Thursday, December 27, 2007

Don't you dare!

I am not alone in my assessments of the Left online.
I never thought it would come to this. I was a fan, an admirer, I thought even a friend of Maryscott O'Connor. I was also one of the original posters at My Left Wing. No longer. But it's worse. If it were just a disagreement, I would go quietly. But My Left Wing has embraced the very ugliest edges of the left wing, going so far it meets itself at the other end. My Left Wing is an absolute hotbed of virulent anti-Semitism.
What's interesting is this:
In my own opinion.. it was prophylactic demands "don't call me an anti-Semite" to run cover for hatred.
It was someone making that demand who got me banned from Newsvine. Free speech for bigots, not for Jews. I think it's time we're unequivocal that the notion that Jews stifle debate is antisemitic. It contains within it a powerful mix of anti-Jewish myths and stereotypes and deliberately directs any debate to the character of a Jew, grounding all discussion in an ad hominem attack.

Jews are first seen as whining complainers. Often seems a relatively harmless stereotype, or at least if someone's complaining about the quality of a bagel, but it's the first basis for ignoring the actual content of whatever a Jew says. A more vile form is that Jews are manipulative schemers - or at least the ones involved in the debate are. In my experience, the modest antisemite will begin with the first claim. If I continue in insisting, "yeah, Holocaust Denial like that really is antisemitic," then the second claim comes out. The more insistent I am, the stronger -and more antisemitic- the excuse to ignore me.

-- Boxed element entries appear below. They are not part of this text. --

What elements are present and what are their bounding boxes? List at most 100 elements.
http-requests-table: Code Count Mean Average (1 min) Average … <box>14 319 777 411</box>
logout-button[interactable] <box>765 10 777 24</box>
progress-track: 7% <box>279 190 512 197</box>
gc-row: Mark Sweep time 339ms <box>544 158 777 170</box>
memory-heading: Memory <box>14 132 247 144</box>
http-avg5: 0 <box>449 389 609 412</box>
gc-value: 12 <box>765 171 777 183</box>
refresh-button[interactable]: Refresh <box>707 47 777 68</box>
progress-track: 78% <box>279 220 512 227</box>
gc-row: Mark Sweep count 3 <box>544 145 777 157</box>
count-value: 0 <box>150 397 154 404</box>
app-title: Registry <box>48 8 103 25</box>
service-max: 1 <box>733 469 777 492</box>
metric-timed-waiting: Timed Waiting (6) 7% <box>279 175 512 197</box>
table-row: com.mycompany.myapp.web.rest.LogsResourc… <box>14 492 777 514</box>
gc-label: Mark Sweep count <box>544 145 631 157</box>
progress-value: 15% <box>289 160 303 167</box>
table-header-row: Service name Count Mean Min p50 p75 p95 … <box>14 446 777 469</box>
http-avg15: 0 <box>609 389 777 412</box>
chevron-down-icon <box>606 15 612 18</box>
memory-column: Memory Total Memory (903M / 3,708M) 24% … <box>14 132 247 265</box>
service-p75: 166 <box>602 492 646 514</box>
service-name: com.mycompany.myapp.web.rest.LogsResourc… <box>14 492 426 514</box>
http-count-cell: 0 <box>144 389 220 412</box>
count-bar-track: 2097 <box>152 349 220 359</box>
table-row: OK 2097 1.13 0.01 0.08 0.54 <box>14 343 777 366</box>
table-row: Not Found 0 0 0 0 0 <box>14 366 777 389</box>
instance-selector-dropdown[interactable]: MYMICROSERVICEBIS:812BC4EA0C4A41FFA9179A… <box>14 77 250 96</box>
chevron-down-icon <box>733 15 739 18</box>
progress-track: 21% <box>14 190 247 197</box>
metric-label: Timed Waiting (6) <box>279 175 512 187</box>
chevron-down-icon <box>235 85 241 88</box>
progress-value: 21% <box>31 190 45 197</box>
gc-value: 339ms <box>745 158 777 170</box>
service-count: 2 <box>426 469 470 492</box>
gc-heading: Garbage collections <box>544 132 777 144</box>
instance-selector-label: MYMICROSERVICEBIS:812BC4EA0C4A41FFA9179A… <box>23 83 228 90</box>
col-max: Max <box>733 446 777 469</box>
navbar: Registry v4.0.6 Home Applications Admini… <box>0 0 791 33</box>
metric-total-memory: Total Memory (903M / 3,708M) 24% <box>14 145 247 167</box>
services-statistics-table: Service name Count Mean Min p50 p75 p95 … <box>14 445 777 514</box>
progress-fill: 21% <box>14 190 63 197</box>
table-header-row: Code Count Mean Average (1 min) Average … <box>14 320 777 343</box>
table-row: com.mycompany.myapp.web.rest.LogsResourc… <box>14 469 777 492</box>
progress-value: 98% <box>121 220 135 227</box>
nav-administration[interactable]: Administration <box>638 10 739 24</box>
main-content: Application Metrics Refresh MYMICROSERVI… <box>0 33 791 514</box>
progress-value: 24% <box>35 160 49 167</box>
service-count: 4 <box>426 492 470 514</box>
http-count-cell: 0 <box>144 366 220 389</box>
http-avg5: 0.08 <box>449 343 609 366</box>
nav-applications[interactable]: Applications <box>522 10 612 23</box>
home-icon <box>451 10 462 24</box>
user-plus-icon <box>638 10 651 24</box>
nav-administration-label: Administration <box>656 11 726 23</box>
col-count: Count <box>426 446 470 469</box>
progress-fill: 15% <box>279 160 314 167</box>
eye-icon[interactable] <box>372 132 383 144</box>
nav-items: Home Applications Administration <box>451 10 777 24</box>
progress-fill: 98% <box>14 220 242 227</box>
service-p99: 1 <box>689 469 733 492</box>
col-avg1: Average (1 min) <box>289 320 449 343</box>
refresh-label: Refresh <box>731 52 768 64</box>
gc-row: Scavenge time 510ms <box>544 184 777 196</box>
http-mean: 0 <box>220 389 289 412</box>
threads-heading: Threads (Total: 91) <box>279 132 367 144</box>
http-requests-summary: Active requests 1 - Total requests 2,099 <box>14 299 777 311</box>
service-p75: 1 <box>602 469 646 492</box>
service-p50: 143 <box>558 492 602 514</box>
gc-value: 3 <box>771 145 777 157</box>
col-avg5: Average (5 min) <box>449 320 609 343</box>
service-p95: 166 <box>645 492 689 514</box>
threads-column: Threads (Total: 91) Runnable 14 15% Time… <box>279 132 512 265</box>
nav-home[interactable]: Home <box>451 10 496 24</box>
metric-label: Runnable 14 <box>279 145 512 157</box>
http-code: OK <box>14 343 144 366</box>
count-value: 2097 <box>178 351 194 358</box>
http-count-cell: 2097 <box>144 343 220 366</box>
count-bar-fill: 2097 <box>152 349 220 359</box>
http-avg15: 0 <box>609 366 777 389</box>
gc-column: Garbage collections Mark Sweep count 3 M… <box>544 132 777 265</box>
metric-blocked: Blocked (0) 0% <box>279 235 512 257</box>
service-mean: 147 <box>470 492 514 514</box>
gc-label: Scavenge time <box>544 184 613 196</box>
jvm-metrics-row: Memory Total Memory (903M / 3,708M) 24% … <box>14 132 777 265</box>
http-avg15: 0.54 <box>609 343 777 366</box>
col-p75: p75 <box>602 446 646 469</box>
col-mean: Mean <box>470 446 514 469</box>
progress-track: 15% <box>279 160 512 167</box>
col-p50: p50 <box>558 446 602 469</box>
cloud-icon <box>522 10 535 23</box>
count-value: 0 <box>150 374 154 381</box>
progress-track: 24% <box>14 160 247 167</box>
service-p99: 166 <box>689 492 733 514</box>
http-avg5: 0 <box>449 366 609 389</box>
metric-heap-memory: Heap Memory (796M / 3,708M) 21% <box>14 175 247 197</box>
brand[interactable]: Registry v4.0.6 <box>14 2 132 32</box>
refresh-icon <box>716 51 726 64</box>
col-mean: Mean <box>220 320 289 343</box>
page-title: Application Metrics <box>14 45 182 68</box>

Jews are seen as maliciously powerful, controlling the terms of discussion and creating great risks for others who even enter into the debate. Well, sometimes known antisemites should be discriminated against in hiring. Most people would agree that Jean-Marie Le Pen, for example, ought to be discriminated against in hiring for a journalist's position. But here the claim is that a random Jew like me can seriously affect someone's job prospects even when they're not antisemitic or saying anything antisemitic. That "even when" is always left implicit to prevent rebuttal - Le Pen would be allowed the same defense as anyone else.

Or even that a random Jew like me has great power to "criminalize debate" (I've heard that) with someone over in Europe where there are hate speech laws. The emphasis is that I'm the one taking action - never that someone's speech might be antisemitic in the first place, but that I create the situation by pointing that out. That I haven't been to Europe in decades, don't hold a seat in the EU parliament, etc. plays no role in describing my role in "criminalizing debate." That the other person might have said something genuinely antisemitic is beside the point.

In a recent New Yorker article about the antisemitic, French comedian, Dieudonné, a random bigot ("As if on cue") put it this way:
"Gentlemen, I just want to say that for the last hour you have been saying what so many of us feel in our bones but are afraid to say. There is a secret force occupying this land—it’s why I left for Quebec." The man had long, graying hair and was carrying an expensive-looking briefcase. When I asked him his name and profession, he said, "No, no, there are hidden cameras everywhere! They get it on tape and they can sue me, sue you, the new laws." As we left the cafĂ©, Soral said, "Well, who knows who he was. Anyway, he’s gone to Canada—I know a lot of people who are leaving."
These are not a reasoned responses to the reasonable threat of being perceived (perhaps accurately) as a bigot but mendacious claims of Jewish power that lay all responsibility at the feet of Jews. The claim that Jews stifle debate, the righteous outrage of "Don't call me an antisemite," these are no more tangible than the claim of "a secret force occupying this land." This isn't debate, it's an insistence on antisemitic rules of debate that preclude anything at all from being considered antisemitic. These charges that Jews stifle debate seem relatively plain, and might be picked up easily by some who don't mean any harm, but they are plain dangerous.